A rare September rainstorm, brought about by the remnant swirl of one time Hurricane Linda, has soaked Los Angeles this morning with nearly two inches of rain. It is the heaviest rain event in the city this year by a large margin and the heaviest September rain event in more than 30 years.
Through 10 a.m. local time, 1.79 inches of rain had fallen at Los Angeles International Airport (LAX) easily besting the previous wettest day this year of 0.69 inches from January 10.
Today’s rainfall alone puts this month in 3rd place among the wettest Septembers on record at both LAX and downtown Los Angeles, where an astonishing 2.39 inches of rain has fallen. That’s the wettest day in downtown LA in any month since March 20, 2011 (2.42 inches) according to The Weather Channel’s Jonathan Erdman.
Other sections of Southern California have also been deluged. Santa Monica has picked up 1.75 inches and Alhambra 1.82 inches according to the LA Times (through 7:30 a.m. local time). A flood advisory spanned all of Los Angeles County.
“The rain will cause ponding of water on area roadways through the morning commute with local flooding of low lying areas and intersections,” the National Weather Service in Oxnard, Calif. cautioned. “Heavy downpours may cause minor mud and debris in and around recent burn areas.”
Firefighters have conducted two rescues due to people stranded by floodwaters the LA Times reports.
— Julie Sone (@ABC7JulieSone) September 15, 2015
Substantial rain in mid-September is highly unusual in the Southern California. Consider the previous record rainfall for September 15 at LAX was a mere 0.01 inches in 1982. The monthly average rainfall is just 0.24 inches.
LAX has reported moderate to heavy rain at the top of the hour for seven consecutive hours since 3 a.m. local time as a solid swath of precipitation pushed onshore.
Additional rains are possible through the morning before Linda’s remnants shift eastward.
Linda formed on Sept. 6 as a tropical storm and peaked as a Category 3 hurricane last week. It rapidly weakened late last week but onshore steering currents helped sweep some of its lingering moisture into the drought-plagued state.

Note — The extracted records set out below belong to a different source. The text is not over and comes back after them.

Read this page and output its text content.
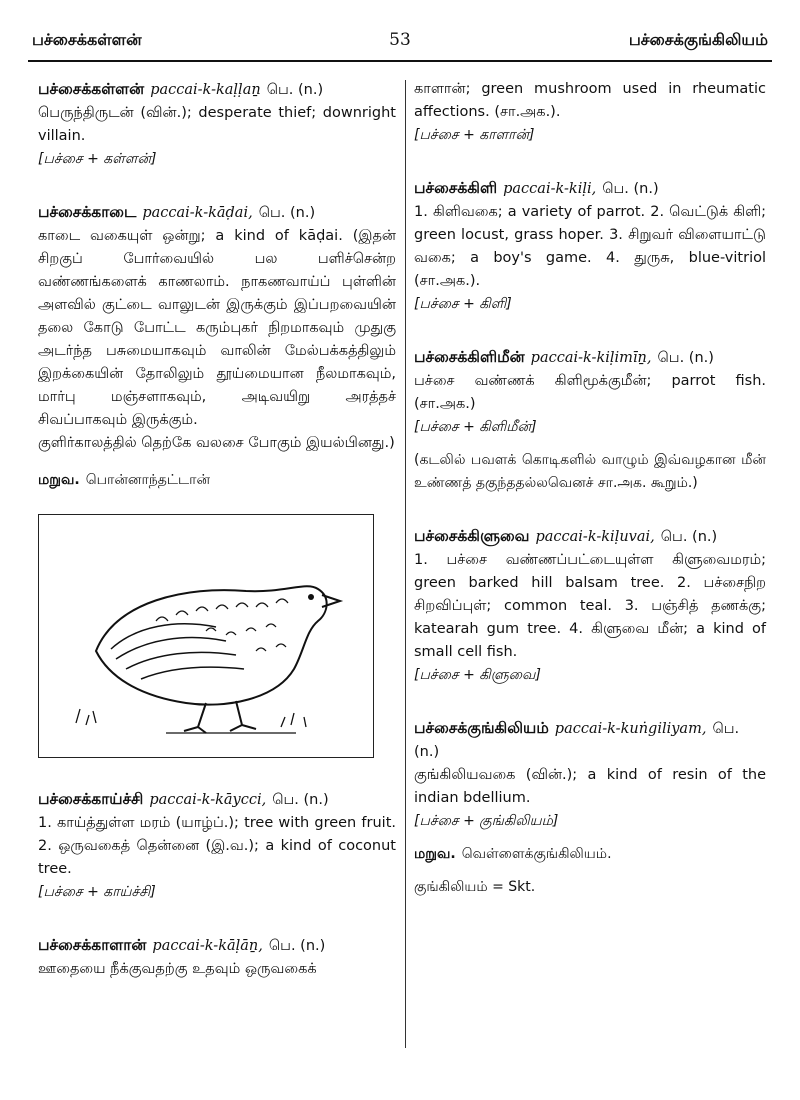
பச்சைக்கள்ளன்	53	பச்சைக்குங்கிலியம்

பச்சைக்கள்ளன் paccai-k-kaḷḷaṉ பெ. (n.)

பெருந்திருடன் (வின்.); desperate thief; downright villain.

[பச்சை + கள்ளன்]

பச்சைக்காடை paccai-k-kāḍai, பெ. (n.)

காடை வகையுள் ஒன்று; a kind of kāḍai. (இதன் சிறகுப் போர்வையில் பல பளிச்சென்ற வண்ணங்களைக் காணலாம். நாகணவாய்ப் புள்ளின் அளவில் குட்டை வாலுடன் இருக்கும் இப்பறவையின் தலை கோடு போட்ட கரும்புகர் நிறமாகவும் முதுகு அடர்ந்த பசுமையாகவும் வாலின் மேல்பக்கத்திலும் இறக்கையின் தோலிலும் தூய்மையான நீலமாகவும், மார்பு மஞ்சளாகவும், அடிவயிறு அரத்தச் சிவப்பாகவும் இருக்கும்.

குளிர்காலத்தில் தெற்கே வலசை போகும் இயல்பினது.)

மறுவ. பொன்னாந்தட்டான்

பச்சைக்காய்ச்சி paccai-k-kāycci, பெ. (n.)

1. காய்த்துள்ள மரம் (யாழ்ப்.); tree with green fruit. 2. ஒருவகைத் தென்னை (இ.வ.); a kind of coconut tree.

[பச்சை + காய்ச்சி]

பச்சைக்காளான் paccai-k-kāḷāṉ, பெ. (n.)

ஊதையை நீக்குவதற்கு உதவும் ஒருவகைக்

காளான்; green mushroom used in rheumatic affections. (சா.அக.).

[பச்சை + காளான்]

பச்சைக்கிளி paccai-k-kiḷi, பெ. (n.)

1. கிளிவகை; a variety of parrot. 2. வெட்டுக் கிளி; green locust, grass hoper. 3. சிறுவர் விளையாட்டு வகை; a boy's game. 4. துருசு, blue-vitriol (சா.அக.).

[பச்சை + கிளி]

பச்சைக்கிளிமீன் paccai-k-kiḷimīṉ, பெ. (n.)

பச்சை வண்ணக் கிளிமூக்குமீன்; parrot fish. (சா.அக.)

[பச்சை + கிளிமீன்]

(கடலில் பவளக் கொடிகளில் வாழும் இவ்வழகான மீன் உண்ணத் தகுந்ததல்லவெனச் சா.அக. கூறும்.)

பச்சைக்கிளுவை paccai-k-kiḷuvai, பெ. (n.)

1. பச்சை வண்ணப்பட்டையுள்ள கிளுவைமரம்; green barked hill balsam tree. 2. பச்சைநிற சிறவிப்புள்; common teal. 3. பஞ்சித் தணக்கு; katearah gum tree. 4. கிளுவை மீன்; a kind of small cell fish.

[பச்சை + கிளுவை]

பச்சைக்குங்கிலியம் paccai-k-kuṅgiliyam, பெ. (n.)

குங்கிலியவகை (வின்.); a kind of resin of the indian bdellium.

[பச்சை + குங்கிலியம்]

மறுவ. வெள்ளைக்குங்கிலியம்.

குங்கிலியம் = Skt.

The soaking in Southern California is certainly welcome but represents only a small dent in the drought. Southern California is missing the equivalent of two year’s worth of rain according to Climate.gov. “This deficit isn’t so much a hole as a giant chasm,” writes Climate.gov blogger Tom DiLiberto.
But the rains so far this summer represent should be considered a bonus since they are typically so hard to come by prior to late fall and winter. Today’s rainfall follows the wettest July on record in Los Angeles, in which it picked up 0.38 inches from a mid-month rainstorm.
The summer rains may offer a preview of the coming wet season which has a good chance to produce substantial precipitation in Southern California due to the strong El Nino event underway. In fact, El Nino could be said to have an assist in today’s rainfall as it tends to elevate hurricane activity in the eastern tropical Pacific, where Linda formed.
In a climate rarity, Los Angeles has received more rain this month than Washington, D.C. (0.27 inches), Atlanta (1.42 inches) and Boston (1.43 inches).